A APF associa-se ao movimento internacional de apoio à Cimeira do Planeamento Familiar

A APF - Associação para o Planeamento da Família, associa-se ao movimento internacional de apoio à Cimeira do Planeamento Familiar que amanhã terá lugar em Londres. Este importante evento é uma iniciativa do Governo do Reino Unido e da Fundação Bill & Melinda Gates juntamente com o UNFPA e outros parceiros internacionais, entre os quais Countdown 2015 Europe e Forum Europeu de Parlamentares.

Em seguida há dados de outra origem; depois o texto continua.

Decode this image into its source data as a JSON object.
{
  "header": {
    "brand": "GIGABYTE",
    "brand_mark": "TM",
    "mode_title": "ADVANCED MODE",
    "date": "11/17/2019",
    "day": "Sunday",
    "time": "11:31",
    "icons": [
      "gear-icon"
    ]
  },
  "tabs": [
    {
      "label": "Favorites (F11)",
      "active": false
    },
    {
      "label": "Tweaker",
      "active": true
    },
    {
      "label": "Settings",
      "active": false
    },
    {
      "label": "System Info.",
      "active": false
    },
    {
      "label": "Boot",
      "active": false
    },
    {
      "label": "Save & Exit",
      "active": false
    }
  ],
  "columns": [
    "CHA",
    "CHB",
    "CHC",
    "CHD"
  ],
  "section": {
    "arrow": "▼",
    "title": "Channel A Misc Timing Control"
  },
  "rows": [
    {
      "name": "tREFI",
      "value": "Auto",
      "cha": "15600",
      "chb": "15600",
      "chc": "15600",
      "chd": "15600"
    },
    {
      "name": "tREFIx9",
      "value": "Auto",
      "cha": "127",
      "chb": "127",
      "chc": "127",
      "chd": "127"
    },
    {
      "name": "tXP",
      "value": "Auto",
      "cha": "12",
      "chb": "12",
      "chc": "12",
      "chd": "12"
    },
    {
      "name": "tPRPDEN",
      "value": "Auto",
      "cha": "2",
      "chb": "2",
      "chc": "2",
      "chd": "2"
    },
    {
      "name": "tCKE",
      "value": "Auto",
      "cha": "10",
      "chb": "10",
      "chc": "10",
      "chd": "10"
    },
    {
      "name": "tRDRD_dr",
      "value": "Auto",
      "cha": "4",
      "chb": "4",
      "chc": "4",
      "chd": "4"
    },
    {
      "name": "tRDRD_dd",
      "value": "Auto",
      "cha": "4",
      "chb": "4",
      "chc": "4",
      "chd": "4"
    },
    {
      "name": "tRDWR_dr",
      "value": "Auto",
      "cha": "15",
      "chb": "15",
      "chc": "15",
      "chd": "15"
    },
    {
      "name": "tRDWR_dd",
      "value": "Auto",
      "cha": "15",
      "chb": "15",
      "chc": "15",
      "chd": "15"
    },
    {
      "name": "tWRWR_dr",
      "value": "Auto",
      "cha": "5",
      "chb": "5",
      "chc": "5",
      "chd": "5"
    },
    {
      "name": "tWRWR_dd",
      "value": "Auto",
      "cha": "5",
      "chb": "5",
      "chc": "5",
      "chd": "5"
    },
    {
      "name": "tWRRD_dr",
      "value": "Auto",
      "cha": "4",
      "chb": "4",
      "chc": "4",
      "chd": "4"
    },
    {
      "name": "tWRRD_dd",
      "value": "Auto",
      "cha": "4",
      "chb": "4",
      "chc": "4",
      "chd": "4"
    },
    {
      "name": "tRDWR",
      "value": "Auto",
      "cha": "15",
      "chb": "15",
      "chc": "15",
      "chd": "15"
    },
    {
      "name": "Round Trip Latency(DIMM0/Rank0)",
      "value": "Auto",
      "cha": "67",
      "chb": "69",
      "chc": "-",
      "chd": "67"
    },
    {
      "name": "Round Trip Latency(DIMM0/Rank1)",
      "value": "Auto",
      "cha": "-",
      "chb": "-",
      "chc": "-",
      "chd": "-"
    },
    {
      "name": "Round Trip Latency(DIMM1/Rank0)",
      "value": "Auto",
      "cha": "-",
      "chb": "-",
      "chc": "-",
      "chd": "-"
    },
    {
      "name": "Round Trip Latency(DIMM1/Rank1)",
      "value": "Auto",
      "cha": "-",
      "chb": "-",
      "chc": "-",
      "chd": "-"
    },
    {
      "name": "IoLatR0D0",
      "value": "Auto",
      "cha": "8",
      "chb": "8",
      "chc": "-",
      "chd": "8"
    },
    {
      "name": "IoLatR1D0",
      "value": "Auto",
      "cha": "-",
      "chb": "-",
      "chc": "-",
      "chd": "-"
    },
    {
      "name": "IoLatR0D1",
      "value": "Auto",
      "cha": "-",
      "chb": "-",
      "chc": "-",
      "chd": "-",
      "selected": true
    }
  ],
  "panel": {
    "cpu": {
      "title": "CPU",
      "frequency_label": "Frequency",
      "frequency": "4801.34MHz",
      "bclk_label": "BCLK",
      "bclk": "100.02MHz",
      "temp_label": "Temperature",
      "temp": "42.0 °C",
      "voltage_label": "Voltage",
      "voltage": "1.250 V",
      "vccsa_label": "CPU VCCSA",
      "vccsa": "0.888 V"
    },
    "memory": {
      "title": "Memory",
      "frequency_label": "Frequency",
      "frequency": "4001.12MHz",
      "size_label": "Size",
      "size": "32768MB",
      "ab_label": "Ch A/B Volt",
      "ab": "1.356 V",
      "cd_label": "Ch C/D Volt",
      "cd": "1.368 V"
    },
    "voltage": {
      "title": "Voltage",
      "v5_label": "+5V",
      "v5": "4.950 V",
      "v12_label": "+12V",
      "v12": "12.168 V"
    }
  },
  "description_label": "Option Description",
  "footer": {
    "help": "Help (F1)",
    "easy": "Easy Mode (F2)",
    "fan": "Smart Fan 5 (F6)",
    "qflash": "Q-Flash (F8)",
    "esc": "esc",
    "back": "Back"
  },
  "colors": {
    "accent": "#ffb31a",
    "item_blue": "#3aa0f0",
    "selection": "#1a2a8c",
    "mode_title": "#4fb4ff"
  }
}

De acordo com o governo do Reino Unido, através da UK Aid, a Cimeira de Londres vai centrar-se em matérias cruciais de Desenvolvimento, Saúde e Direitos Humanos apelando à mobilização política global para apoiar o direito de mais de 120 milhões de mulheres e raparigas nos países mais pobres do mundo, a terem acesso à informação, a serviços de contracepção e planeamento familiar, sem qualquer coerção ou discriminação até 2020.
 
A APF e outras 6 ONG Portuguesas ( ADDHU- Associação de Defesa dos Direitos Humanos, ANUP - Associação das Nações Unidas Portugal, Amplos – Associação de Mães e Pais pela Liberdade de Orientação Sexual e Identidade de Género, Bué-Fixe –Associação Juvenil, Mulher Migrante - Associação de Estudo, Cooperação e Solidariedade e Saúde em Português – Associação de Profissionais de Cuidados de Saúde dos Países de Língua Portuguesa) integram as 1305 entidades que subscreveram a carta endereçada a David Cameron e Melinda Gates, ontem publicada pelo Financial Times, que também produziu um relatório especial para esta cimeira ( Financial Times Special Report on Sexual and Reproductive Health) .
 
A Cimeira de Londres, tem lugar amanhã, véspera da 1ª reunião do Fórum da Cooperação Portuguesa presidido pelo Secretário de Estado da Cooperação e a poucos dias da Cimeira da CPLP.
 
Neste contexto, a APF lamenta a ausência do Governo Português nesta Cimeira, e apela ao Ministro dos Negócios Estrangeiros e ao Secretário de Estado da Cooperação, às agências de Cooperação Portuguesa, à Comissão Parlamentar de Negócios Estrangeiros, bem como as organizações e entidades da sociedade civil, para que possam em tempo útil olhar para esta temática e inclui-la entre as suas prioridades de ação, não esquecendo a imagem de Portugal e os compromissos internacionais firmados pelo Estado português.
 
A crise económica e financeira não pode ser o pretexto para não se evitar que mais de 250.000 mulheres dos países em desenvolvimento morram anualmente por falta de cuidados e serviços de Planeamento Familiar.
 
A crise económica e financeira não pode ser o pretexto para não se evitar que mais de 250.000 mulheres dos países em desenvolvimento morram anualmente por falta de serviços de Planeamento Familiar e Saúde Reprodutiva. Podemos e sabemos fazer melhor não há razão para ficar em silêncio; a APF lembra que estas mortes (evitáveis) são custos afectivos, mas também efectivos muito gravosos ao nível da organização e economia das famílias e países; o silêncio do governo nesta matéria não é admissível.
 
Para mais informações consulte:
http://www.londonfamilyplanningsummit.co.uk/  
European Parliamentary Forum on Population and Development (EPF)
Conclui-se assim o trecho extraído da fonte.